LukeFor most seniors, applying to college can be the most stressful time within their high school career. Being accepted into a college is a great achievement, especially if you’re offered the chance to visit the school of your dreams.

In the case of senior Luke Trujillo, one or two colleges was far from enough. In his senior year alone, he “applied to 10 colleges, got accepted to 4 [and] waitlisted on 2.”

Trujillo applied to Duke University, a private research university in North Carolina with a 10.4% acceptance rate. However, he wasn’t just accepted. In an attempt to persuade him into attending, “Duke bought me a plane ticket, and I got to stay there for 3 days,” Trujillo said.

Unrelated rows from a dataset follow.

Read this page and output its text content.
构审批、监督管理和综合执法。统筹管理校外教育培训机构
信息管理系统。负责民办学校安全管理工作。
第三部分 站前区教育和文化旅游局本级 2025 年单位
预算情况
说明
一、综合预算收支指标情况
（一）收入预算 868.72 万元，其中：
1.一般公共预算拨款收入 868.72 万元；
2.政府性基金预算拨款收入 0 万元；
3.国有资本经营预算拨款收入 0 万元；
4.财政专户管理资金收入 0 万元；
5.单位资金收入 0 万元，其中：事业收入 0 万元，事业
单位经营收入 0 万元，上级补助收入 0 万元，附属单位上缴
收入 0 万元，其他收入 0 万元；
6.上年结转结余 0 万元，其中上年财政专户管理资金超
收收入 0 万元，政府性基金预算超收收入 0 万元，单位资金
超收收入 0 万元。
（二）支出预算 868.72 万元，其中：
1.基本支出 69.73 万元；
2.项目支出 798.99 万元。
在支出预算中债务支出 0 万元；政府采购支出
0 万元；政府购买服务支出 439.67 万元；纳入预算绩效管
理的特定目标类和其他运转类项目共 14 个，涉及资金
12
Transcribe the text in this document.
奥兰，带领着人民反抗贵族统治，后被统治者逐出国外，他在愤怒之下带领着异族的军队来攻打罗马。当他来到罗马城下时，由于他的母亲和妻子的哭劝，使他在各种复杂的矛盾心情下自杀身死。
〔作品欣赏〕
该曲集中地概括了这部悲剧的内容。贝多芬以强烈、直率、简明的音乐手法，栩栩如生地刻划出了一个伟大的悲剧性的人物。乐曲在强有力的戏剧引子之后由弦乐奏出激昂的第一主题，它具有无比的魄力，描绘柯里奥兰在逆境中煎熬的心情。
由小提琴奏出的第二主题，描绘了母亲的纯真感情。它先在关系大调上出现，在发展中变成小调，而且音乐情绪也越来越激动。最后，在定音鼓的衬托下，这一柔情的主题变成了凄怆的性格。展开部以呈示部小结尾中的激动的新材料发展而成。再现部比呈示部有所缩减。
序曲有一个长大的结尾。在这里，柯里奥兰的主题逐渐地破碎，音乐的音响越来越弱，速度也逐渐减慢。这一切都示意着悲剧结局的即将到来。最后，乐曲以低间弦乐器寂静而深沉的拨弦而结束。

Despite an all-expenses paid trip to the East Coast, he chose to attend Harvey Mudd, a private liberal arts college in Claremont, California with a 13.6% acceptance rate.

But why?

According to Trujillo, “Duke doesn’t have that many research opportunities, whereas, at Harvey Mudd, it’s a requirement for everybody to do research. I’m looking for a lot of research opportunities. I’m really interested in pure math.”

Being the youngest of five, there was a lack of emphasis on education in Trujillo’s childhood. With his father only receiving a 6th grade education, Trujillo “never [had] much of an example,” in academics. However, because of his 7th grade teacher who motivated him to boost his grades, he jumped from an average of C’s or D’s to a straight A student.

In addition to bringing  his grades up, Trujillo also discovered a new passion: math. “I want to become a mathematician because I feel like that has the most freedom in a science field,” Trujillo said. “I used to want to be a chemist, but when chemists go into a lab they have a very strict procedure to follow.” The summer after his sophomore year, Trujillo checked out several math textbooks and taught himself three years worth of math. In 10th grade he had taken Algebra 1. When he returned to school as a junior, he was enrolled in Calculus.

Math doesn’t come easy to most. In fact, it can be a struggle to pass. In Trujillo’s words, “For some people, doing math for 2 hours straight is just a nightmare. For me, I could go on doing math for 7 hours straight and that doesn’t bother me at all.”